Entretiens

mercredi 25 août 2021

Poussière dans le vent

Leonardo Padura
Métailié, 2021


Traduit de l’espagnol (Cuba) par René Solis




Pour connaître un pays, rien de tel évidemment que de s’y rendre. Encore, pour le comprendre, faudrait-il pouvoir y rester plusieurs mois, voire plusieurs années. Et même ainsi, il n’est pas certain que l’on puisse en saisir toutes les subtilités, tous les codes, ni les ressorts profonds qui en régissent la vie. Certains écrivains parviennent à restituer quelque chose de cette essence qui nous échappe, et Leonardo Padura possède incontestablement ce talent.


Poussière dans le vent nous invite à partager l’existence d’un groupe de Cubains amis depuis leur plus jeune âge et celle de leurs enfants. A partir d’une photo de groupe prise dans les années 90, l’auteur déploie une vaste toile romanesque qui va nous permettre de découvrir la destinée de chacun des protagonistes, mais surtout d’entrer dans leur psyché, de percevoir leurs espoirs, leurs doutes et leurs craintes, et parfois leur résignation - ou ce qu’il faut peut-être appeler le fatalisme qu’a ancré en eux des décennies de régime castriste.

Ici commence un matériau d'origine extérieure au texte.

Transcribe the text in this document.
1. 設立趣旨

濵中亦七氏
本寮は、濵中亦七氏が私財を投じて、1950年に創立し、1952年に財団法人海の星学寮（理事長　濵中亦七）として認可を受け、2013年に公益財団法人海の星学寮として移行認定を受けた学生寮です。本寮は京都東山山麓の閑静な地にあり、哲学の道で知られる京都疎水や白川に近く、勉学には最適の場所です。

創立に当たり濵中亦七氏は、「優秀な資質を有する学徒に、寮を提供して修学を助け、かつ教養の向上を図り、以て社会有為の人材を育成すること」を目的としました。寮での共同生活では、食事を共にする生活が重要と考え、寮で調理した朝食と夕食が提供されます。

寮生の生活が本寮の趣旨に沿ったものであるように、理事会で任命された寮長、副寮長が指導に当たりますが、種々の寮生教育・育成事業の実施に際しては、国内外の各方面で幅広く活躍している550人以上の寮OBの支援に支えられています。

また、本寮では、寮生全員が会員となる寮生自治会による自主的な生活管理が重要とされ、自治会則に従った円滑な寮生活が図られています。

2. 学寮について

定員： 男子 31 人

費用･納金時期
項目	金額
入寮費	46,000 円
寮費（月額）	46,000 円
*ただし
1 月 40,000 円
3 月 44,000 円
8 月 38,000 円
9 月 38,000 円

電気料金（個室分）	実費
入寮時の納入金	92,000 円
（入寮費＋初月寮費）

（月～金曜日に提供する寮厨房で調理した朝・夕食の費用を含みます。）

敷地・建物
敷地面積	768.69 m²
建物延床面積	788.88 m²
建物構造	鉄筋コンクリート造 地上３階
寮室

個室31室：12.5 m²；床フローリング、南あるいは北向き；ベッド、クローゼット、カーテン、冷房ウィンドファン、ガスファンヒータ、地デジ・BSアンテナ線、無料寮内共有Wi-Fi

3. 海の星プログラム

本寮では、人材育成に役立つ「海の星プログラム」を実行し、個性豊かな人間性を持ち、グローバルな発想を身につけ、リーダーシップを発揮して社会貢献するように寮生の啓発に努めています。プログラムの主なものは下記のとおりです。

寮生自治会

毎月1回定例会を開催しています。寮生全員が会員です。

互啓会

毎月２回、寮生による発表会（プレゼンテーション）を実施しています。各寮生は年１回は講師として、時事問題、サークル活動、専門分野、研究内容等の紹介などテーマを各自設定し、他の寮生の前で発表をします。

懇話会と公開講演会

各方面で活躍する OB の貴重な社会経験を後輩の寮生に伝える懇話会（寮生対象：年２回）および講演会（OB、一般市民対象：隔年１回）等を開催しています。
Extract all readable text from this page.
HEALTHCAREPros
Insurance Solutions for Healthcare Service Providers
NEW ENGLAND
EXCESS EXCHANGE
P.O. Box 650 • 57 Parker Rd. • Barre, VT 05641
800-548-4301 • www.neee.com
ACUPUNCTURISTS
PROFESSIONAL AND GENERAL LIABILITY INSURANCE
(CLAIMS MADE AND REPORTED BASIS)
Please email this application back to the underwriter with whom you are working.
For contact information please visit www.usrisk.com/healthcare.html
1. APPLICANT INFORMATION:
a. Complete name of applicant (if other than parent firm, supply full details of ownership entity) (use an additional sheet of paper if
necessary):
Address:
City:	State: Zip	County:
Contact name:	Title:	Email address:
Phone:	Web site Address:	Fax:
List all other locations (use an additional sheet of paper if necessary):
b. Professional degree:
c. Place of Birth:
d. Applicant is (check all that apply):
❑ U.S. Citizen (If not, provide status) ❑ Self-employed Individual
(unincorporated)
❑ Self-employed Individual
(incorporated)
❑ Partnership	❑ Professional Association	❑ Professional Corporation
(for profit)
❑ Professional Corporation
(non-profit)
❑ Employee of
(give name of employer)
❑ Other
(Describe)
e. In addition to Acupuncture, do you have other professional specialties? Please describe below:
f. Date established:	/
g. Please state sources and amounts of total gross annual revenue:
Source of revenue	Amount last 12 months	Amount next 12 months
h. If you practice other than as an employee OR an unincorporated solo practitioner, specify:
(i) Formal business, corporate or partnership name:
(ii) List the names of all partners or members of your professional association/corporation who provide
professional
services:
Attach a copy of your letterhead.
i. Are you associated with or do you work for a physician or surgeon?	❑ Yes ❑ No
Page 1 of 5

Si certains sont restés sur l’île, nombreux sont ceux ayant saisi la moindre possibilité qui s’offrait à eux de partir. En Europe, aux Etats-Unis ou en Russie, les diasporas cubaines ne manquent pas, et si des balseros tentent encore de gagner les côtes de la Floride sur des embarcations de fortune, les stratégies de départ sont désormais multiples. 

Mais si Elisa a décidé de partir du jour au lendemain, sans prévenir quiconque, c’est sans aucun doute pour une raison bien précise, qui échappe pourtant à ses proches amis. Bien des années plus tard, le souvenir de la jeune femme et l’incompréhension relative à son geste ne cessent de les tourmenter. Faut-il chercher l'origine de ce départ précipité dans les malversations de son père, dans les relations adultères qu’elle aurait entretenues avec l’un ou l’autre des garçons du groupe, ou encore dans la peur engendrée par la surveillance qu’aurait exercée l’un d’entre eux pour le compte du régime ? Chaque personnage sera amené à délivrer des informations, les points de vue et les récits de chacun venant peu à peu compléter le puzzle qui nous permettra in fine de découvrir ce qui est arrivé.


Au passage, Leonardo Padura nous aura proposé une minutieuse étude psychologique de son peuple, l’inscrivant dans les remous de l’histoire. S’il fallait oser une comparaison pour évoquer ce roman, je dirais volontiers qu’il nous offre une vision kaléidoscopique de Cuba : chaque personnage, chaque déplacement dans les époques constitue une partie de l’image qui bouge et se réinterprète à mesure que l’on avance dans la lecture. Ce qui ne manque ni d’attrait ni d’intérêt.








La lecture de ce roman de 630 pages est aussi l'occasion de valider ma participation au challenge Pavé de l'été à retrouver chez Brize Deslandes

6 commentaires:

  1. J'avais essayé de lire Hérétique de cet auteur, mais le style ne m'avait pas plu.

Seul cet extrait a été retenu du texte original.